A gust of wind slapped him in the face. “What? Why?”
“Your beautiful music was a dirty trick.”
“But I didn't know it would come to this. Oh, God. Grete, tell them I didn't know!”
She looked at him again and said nothing. Wherever she was, wherever her spirit was traveling, it didn't matter whether or not he was guilty. He tried to look only at her face, but from time to time his eyes dropped. Her breasts hung like deflated balloons over the craggy protuberance of her rib cage. His gaze followed the contour of her swollen belly toward the darkness of the groin. It seemed wrong to look at her like that. But he wasn't watching her as the guards were, with an intent to humiliate; he was just trying to remember what it had been like to hold that frail body in his arms.

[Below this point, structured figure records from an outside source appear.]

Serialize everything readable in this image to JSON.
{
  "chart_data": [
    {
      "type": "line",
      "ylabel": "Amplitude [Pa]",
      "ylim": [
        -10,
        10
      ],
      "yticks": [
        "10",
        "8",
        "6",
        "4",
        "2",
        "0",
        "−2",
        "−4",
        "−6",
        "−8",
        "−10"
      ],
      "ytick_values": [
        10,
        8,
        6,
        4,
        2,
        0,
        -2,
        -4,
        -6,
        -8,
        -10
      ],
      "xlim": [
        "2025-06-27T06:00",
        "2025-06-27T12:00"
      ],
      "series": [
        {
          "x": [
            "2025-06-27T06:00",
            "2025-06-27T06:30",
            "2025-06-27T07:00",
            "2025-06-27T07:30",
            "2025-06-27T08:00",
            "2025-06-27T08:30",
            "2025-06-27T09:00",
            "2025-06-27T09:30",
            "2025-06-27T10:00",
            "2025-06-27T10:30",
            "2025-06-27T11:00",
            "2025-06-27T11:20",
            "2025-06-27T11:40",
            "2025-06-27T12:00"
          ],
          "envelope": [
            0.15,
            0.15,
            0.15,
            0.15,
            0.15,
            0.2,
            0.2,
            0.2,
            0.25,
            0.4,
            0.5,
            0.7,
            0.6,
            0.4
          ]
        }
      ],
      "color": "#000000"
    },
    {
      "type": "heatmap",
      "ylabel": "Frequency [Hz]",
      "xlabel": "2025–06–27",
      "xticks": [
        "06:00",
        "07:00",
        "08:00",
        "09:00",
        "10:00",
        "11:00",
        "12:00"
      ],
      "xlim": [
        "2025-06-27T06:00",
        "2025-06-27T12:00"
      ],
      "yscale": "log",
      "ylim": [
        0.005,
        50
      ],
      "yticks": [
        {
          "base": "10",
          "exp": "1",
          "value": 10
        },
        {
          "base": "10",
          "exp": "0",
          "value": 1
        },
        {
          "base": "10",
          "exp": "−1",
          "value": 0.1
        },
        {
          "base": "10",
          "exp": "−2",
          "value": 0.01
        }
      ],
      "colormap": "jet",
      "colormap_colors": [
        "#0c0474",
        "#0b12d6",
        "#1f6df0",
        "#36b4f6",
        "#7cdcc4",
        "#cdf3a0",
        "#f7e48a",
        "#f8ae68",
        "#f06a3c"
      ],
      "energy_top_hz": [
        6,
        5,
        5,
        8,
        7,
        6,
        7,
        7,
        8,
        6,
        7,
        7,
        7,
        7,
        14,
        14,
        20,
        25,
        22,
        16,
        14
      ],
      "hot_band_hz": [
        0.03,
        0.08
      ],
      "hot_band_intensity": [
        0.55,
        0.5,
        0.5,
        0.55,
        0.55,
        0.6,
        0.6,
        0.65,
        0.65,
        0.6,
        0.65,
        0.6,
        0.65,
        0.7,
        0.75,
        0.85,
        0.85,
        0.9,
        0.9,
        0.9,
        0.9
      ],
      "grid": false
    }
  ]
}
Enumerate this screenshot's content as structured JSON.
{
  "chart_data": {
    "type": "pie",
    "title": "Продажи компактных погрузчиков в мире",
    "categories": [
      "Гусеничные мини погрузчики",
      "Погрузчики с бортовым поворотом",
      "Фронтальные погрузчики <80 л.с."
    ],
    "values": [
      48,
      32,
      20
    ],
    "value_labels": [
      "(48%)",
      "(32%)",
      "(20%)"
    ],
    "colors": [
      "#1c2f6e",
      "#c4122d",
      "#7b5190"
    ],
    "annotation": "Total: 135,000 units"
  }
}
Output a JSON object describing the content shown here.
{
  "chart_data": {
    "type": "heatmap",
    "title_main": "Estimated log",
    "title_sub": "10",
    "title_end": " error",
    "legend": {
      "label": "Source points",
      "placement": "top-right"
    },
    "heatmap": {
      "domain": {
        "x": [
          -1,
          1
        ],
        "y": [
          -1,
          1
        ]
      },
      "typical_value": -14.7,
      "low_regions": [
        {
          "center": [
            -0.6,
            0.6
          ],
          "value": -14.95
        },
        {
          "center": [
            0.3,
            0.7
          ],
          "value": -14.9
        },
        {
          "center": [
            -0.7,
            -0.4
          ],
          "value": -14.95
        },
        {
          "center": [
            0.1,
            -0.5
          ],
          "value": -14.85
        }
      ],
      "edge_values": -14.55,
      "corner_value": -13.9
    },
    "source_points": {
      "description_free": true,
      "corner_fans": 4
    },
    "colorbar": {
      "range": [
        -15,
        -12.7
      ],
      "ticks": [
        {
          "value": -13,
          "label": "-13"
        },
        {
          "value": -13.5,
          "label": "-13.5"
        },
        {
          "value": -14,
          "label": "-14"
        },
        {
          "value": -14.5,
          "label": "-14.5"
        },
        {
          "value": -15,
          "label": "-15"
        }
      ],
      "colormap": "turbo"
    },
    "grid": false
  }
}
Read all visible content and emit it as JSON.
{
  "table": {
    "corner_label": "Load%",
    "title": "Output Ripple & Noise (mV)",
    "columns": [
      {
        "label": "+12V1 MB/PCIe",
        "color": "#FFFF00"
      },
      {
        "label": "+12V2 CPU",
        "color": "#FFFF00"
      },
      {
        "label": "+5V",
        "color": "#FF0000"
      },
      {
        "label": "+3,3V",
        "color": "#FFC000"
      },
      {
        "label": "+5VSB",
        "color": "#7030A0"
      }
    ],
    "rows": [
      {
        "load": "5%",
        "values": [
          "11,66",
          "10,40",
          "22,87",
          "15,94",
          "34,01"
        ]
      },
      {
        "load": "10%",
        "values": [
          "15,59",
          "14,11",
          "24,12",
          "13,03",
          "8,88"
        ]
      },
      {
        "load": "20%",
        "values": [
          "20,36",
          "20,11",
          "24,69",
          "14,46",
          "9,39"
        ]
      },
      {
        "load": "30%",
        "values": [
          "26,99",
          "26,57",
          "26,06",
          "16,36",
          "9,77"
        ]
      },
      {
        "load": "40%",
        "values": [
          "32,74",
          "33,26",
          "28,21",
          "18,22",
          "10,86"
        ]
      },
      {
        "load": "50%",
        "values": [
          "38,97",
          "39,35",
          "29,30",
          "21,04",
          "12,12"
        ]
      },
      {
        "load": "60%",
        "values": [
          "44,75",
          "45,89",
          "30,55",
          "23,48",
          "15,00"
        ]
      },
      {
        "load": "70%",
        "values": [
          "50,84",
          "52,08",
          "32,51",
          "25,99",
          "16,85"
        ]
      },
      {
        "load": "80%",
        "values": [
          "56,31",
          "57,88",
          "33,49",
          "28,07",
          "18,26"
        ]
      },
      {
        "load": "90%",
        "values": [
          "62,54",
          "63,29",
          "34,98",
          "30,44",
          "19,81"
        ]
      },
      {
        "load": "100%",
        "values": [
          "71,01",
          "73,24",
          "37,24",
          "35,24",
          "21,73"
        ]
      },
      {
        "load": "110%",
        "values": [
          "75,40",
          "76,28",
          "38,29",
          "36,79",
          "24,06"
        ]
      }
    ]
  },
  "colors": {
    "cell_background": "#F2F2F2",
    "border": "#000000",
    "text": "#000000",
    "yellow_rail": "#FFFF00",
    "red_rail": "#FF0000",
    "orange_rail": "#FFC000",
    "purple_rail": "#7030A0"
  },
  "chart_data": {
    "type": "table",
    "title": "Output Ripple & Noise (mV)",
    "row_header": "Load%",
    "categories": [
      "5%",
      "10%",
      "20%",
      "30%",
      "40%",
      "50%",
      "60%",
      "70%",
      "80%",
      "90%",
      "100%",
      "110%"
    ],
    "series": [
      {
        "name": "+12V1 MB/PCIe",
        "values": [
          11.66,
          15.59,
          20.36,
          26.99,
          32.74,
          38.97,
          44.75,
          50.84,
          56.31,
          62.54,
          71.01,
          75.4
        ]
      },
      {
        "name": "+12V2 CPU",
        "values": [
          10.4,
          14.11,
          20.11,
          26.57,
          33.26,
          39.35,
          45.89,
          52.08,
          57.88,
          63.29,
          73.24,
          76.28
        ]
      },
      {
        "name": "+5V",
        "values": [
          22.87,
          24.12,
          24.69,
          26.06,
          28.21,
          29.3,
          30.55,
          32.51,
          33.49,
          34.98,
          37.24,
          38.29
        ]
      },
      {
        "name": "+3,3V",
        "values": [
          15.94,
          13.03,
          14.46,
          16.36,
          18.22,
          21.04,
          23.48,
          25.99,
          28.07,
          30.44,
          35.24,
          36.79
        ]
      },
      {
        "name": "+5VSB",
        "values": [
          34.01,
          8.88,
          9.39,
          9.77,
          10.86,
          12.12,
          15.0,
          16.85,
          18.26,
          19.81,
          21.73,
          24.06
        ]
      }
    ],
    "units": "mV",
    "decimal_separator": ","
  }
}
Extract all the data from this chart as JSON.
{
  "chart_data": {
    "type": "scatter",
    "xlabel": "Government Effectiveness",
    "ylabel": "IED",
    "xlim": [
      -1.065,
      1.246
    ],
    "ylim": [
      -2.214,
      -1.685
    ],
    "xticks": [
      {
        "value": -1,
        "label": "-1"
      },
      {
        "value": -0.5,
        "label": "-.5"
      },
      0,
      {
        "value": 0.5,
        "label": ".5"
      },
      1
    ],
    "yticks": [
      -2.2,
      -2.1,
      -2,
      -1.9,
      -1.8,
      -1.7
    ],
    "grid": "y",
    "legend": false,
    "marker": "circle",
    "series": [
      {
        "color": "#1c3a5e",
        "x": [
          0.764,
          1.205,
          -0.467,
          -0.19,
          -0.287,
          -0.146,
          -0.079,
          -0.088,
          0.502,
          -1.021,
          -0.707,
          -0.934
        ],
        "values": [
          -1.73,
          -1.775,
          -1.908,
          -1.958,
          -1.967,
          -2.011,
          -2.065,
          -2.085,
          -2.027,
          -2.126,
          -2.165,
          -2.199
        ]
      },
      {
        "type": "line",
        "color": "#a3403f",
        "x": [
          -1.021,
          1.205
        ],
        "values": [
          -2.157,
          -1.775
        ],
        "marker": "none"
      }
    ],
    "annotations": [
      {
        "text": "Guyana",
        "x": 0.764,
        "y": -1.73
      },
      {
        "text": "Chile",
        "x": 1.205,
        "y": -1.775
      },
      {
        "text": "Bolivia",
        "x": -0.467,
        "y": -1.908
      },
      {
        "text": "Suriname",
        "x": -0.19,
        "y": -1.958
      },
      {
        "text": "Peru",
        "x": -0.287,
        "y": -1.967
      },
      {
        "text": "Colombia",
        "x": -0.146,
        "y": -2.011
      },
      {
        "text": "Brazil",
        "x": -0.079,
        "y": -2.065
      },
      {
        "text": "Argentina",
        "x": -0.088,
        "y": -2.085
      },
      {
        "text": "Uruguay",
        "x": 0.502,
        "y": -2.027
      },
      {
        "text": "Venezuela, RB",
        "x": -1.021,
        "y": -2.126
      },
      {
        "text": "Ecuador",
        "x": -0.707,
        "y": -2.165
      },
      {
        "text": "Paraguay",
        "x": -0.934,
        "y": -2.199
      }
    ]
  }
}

It was beginning to get dark. The sound of chattering teeth against the cries of the wind grew unbearable. How long were those pigs going to torture them?
And what will happen to me now that I've witnessed this?
Keller gagged as he swallowed a chunk of congealed saliva. He turned away and opened his mouth wide, trying to focus his eyes on the elaborate patterns made by the swirling snowflakes. Suddenly he heard a choked cry, then a high-pitched gasping for air. A man in the line of victims was swaying, tottering, one hand clutching at his throat. After a few seconds his knees buckled and he fell forward.
“Get up!” snapped a guard. The man didn't move. The guard and a couple of his cronies turned to Rudi, who was also facing the prisoners but was standing slightly apart from the line of torturers, hands thrust deep into his pockets, eyes trained on the ground as if he were fascinated by the whiteness of the snow accumulating there. He had been on the fringes of the grim procession to and from the burial pit, but so far he hadn't done anything.
He stiffened when he sensed that they were looking at him. Without words they seemed to be saying, “It's your turn now.” Rudi walked over to the man on the ground, slowly pulled out his service revolver and fired a bullet into the man's head. The body jerked once from the impact, and the snow around the head began to turn crimson.
As he rejoined the line of guards, his eyes met Gottfried's for a moment, but he quickly looked away.
Five minutes later a man standing next to the corpse yelled, “Enough, you animals! What are you waiting for?” Some of the guards laughed quietly. Muttering curses, the man started to walk slowly toward the fence.
They let him walk at least half a minute. Finally he began to run.
Keller wanted so much for him to make it, even though he knew the man would be skewered on the barbed wire. In those last few seconds it was somehow obvious from the
way
he ran, the way his matchstick arms pumped the air as his spindly legs carried him forward, that he had begun to hope. He must have known better, of course, but at that last moment a mindless survival mechanism seemed to propel him.